L’edificio è stato il primo grattacielo autonomo fornito di un sistema antincendio e dotato di una centrale termica per la produzione di energia il cui vapore residuo viene utilizzato per riscaldare gli ambienti interni e per alimentare l’originale meccanismo di funzionamento dell’ascensore.

Dal punto di vista stilistico, il suo è un sontuoso cocktail di motivi rinascimentali e gotici: una soluzione tipica del periodo in cui le famiglie più ricche della città si sentivano un po’ come i mecenati del passato e commissionavano edifici ad architetti che attingevano anche dai vecchi stili.
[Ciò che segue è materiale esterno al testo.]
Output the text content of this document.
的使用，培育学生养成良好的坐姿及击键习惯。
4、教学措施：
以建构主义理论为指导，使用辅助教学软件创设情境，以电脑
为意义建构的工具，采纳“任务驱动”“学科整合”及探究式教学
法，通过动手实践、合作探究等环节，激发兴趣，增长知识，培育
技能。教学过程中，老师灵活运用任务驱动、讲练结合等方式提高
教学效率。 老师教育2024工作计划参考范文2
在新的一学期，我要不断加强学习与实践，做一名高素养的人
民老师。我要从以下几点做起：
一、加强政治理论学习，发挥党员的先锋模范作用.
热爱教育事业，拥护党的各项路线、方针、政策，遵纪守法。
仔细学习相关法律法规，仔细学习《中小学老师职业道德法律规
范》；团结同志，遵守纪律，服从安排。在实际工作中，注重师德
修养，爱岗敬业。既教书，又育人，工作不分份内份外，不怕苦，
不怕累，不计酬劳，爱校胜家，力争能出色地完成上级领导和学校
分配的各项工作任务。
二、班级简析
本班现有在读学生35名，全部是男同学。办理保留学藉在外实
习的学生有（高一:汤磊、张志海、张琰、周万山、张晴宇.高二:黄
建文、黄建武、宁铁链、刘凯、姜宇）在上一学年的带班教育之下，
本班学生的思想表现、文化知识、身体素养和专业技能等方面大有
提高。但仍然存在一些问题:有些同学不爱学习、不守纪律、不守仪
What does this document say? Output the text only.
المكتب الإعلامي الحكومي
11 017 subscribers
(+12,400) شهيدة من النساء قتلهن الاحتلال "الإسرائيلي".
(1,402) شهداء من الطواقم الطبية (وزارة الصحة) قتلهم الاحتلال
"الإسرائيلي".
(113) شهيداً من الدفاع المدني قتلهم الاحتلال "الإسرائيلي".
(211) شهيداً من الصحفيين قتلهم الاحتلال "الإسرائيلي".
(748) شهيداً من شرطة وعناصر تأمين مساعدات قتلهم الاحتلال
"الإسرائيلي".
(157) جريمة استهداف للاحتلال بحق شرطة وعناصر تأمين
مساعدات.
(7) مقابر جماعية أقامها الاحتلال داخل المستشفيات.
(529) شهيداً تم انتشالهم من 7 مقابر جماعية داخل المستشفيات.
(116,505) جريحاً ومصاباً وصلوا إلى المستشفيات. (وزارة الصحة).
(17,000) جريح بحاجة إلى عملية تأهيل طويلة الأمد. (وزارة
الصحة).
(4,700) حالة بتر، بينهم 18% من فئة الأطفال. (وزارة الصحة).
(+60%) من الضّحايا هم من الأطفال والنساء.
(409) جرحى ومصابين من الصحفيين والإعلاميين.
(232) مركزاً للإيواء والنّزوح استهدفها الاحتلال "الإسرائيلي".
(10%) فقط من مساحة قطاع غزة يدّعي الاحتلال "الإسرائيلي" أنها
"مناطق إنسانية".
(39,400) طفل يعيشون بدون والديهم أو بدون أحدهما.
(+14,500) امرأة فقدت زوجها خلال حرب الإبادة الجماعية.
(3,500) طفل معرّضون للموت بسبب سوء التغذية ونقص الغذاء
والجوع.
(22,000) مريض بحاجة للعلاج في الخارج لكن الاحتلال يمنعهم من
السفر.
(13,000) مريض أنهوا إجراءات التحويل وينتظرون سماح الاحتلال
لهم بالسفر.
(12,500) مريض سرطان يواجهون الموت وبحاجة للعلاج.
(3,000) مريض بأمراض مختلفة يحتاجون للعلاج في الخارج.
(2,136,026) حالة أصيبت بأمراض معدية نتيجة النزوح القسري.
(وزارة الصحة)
Nell’intento perseguito da Burnham (come già detto) che l’edificio ricordasse una colonna, il Flatiron, oltre agli angoli dalla forma appositamente arrotondata, presenta una struttura che divide i 22 piani in tre sezioni distinte proprio come in una colonna della Grecia classica:

  • una base al livello della strada in cui tra la pietra calcarea trovano spazio le ampie finestre che contribuiscono a dare un’immagine leggera e al tempo stesso solida dei piedi dell’edificio;
  • un corpo centrale composto da 14 piani in cui la pietra calcarea si alterna ai pannelli di terracotta, come a formare un enorme arazzo;
  • la parte terminale costituita da due piani con aperture ad arco che s’incastrano tra le colonne. Il tutto è sormontato dallo splendido ed elaboratissimo cornicione che chiude il profilo del grattacielo.

Ultima, ma non per questo meno importante, innovazione strutturale del Flatiron fu l’adozione di un telaio interamente in acciaio (soluzione già applicata in diverse costruzioni della fine del secolo precedente): elemento fondamentale che gli consentì di erigersi fino ad altezze proibitive per qualunque altro edificio dell’epoca, sfidando la perplessità dei cittadini che temevano potesse crollare.

DANIEL BURNHAM (1846-1912)

BurnhamDaniel Burnham cresce e studia a Chicago. Dopo la laurea frequenta lo studio dell’architetto con William Le Baron Jenney, il “padre del grattacielo” aderendo alla “scuola di Chicago”. Burnham si impone all’attenzione già nel 1894 con la costruzione di uno dei primi grattacieli (14 piani) il Reliance Building di Chicago realizzato con struttura in acciaio, facciata in terracotta e ascensori a vapore. Successivamente sovrintende la progettazione e realizzazione nel 1893 della Esposizione Mondiale Colombiana. Tale notorietà gli varrà numerose commesse fra cui l’incarico del Flatiron. In seguito Burnham si guadagna una reputazione molto più vasta come urbanista. Nel 1909, Burnham e il suo collaboratore Edward H. Bennett (progettista del ponte di Michigan Avenue) redigono il Piano di Chicago, considerato il primo esempio nazionale di documento di pianificazione generale. Burnham lavora anche ad altri piani di città, a Cleveland, San Francisco, Washington, D.C., Manila e altre.